Thraun could see the sorrow in her and felt the helplessness which tinged that sorrow with anger. The instant passed and Thraun's mind was deluged with animal fury. He opened his mouth and howled at the sky blocked from him by the human structure as the blood-lust soaked into him and cast about for prey.
The body of the tending woman now cascaded fear, it showed in her face and gushed from every pore. She backed away. He could smell it like he could smell the forest. It was fear of him and fear was good. It told him when a prey was beaten. But she had tried to save man-packbrother and he f
ound himself unable to bring her down. A vestige of thought swam through his crazed mind and he bolted into the open, another howl blasting from his mouth, his body racked, muscles glowing with rage, the blood on his mind and the forest in his nose.
But outside he scrabbled to a halt on the cruel stone. Outside was fire and shouting in the dark. Outside was chaos and confusion. Humans ran everywhere and the overpowering scent of the hated ones whose flesh he remembered assailed him, mixed with the rotting stench of death. A mass of the humans, those untainted with the scent of the hated, ran toward an opening in the walls. Beyond it, the prey he desired.
Thraun ran hard toward the opening, his savage barks scattering the humans whose inbred terror of the wolf had them leap from his path. He could feel their alternate fear and relief as he ran past them, intent on the one prey, the strong-scented ones whose blood he had tasted and desired to taste again. He cleared the opening and, sniffing the air as his legs blurred beneath him, drove straight to where he knew his prey waited, a third and final howl marking his grief at the loss of man-packbrother.
Thraun ran toward the flickering light of a fire. Around it, the hated men were standing and he could feel their anxiety and incomprehension of the noise and flame the pack-humans had caused.
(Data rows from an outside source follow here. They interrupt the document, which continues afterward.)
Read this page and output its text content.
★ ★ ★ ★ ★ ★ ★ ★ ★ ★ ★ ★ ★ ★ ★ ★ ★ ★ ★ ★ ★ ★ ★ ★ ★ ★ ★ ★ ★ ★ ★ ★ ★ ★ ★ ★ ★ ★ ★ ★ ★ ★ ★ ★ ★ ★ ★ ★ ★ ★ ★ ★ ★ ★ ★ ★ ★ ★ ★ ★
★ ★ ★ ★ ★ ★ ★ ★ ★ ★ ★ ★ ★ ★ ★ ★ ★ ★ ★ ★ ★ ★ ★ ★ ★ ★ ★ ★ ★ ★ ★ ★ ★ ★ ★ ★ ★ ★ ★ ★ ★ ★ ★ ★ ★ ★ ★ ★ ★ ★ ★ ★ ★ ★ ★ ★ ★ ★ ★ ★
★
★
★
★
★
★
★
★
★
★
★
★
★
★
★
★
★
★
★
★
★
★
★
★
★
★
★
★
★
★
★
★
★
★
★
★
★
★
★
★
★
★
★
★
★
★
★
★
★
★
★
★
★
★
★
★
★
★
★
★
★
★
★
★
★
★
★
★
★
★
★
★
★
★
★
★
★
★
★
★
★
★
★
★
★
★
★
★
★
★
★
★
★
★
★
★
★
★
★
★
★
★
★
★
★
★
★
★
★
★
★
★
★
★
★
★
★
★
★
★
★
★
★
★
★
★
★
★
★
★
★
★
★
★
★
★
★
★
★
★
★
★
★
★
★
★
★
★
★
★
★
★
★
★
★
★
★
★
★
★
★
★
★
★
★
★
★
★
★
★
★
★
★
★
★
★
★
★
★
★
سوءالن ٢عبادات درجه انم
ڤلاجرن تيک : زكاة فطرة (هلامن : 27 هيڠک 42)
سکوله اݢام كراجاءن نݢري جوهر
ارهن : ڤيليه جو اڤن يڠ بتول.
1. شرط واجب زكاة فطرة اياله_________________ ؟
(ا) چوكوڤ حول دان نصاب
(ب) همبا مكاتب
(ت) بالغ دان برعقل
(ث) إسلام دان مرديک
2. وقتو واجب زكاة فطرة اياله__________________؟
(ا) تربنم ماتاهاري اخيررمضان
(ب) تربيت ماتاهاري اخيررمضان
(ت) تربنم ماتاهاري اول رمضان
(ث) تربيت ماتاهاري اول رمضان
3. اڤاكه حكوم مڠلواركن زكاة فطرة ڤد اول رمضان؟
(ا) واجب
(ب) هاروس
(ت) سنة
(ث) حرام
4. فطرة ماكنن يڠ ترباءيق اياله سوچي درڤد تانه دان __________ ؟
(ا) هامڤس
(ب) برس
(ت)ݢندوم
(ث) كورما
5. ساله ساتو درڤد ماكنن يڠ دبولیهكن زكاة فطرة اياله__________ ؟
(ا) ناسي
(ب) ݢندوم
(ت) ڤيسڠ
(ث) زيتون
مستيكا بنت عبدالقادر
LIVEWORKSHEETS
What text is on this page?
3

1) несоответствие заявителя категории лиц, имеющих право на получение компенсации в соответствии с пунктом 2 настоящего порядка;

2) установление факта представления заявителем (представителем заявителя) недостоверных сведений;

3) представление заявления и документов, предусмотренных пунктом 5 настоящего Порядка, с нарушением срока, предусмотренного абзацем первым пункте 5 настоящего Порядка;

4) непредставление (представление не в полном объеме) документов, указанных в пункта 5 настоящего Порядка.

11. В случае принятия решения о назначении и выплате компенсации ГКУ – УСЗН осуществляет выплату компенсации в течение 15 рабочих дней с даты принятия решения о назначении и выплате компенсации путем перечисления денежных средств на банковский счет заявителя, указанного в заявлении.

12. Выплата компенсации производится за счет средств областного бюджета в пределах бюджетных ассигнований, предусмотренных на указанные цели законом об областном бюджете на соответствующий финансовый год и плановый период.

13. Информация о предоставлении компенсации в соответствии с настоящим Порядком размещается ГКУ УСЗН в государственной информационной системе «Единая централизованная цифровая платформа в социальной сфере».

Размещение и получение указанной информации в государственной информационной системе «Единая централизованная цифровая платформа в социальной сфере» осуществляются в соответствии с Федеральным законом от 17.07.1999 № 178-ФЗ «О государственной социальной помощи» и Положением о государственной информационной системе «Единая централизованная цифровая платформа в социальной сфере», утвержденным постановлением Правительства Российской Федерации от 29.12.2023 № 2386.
His blond-flecked brown body slipped through the dark unnoticed, the noises covering his footfalls and the growls quiet in his throat.
Prey.
There was no desire to stalk. The pack were far away, the forest colours dim in his memory and his animal brain ablaze with the anger of something taken that could never be returned.
At a dead run from the shadows he pounced, leaping high, taking his first prey in the throat, his jaws ripping for blood, his paws braced on the shoulders. The man fell under the force of the leap but had no fight in him, his life already flowing from the tear under his chin. Thraun lapped hungrily at the blood, careless of its spurting and flashing over his muzzle and coat. Lost in desire, he didn't hear the other men surround him but he felt the sharp slap as one of their metal sticks bounced from his impervious hide.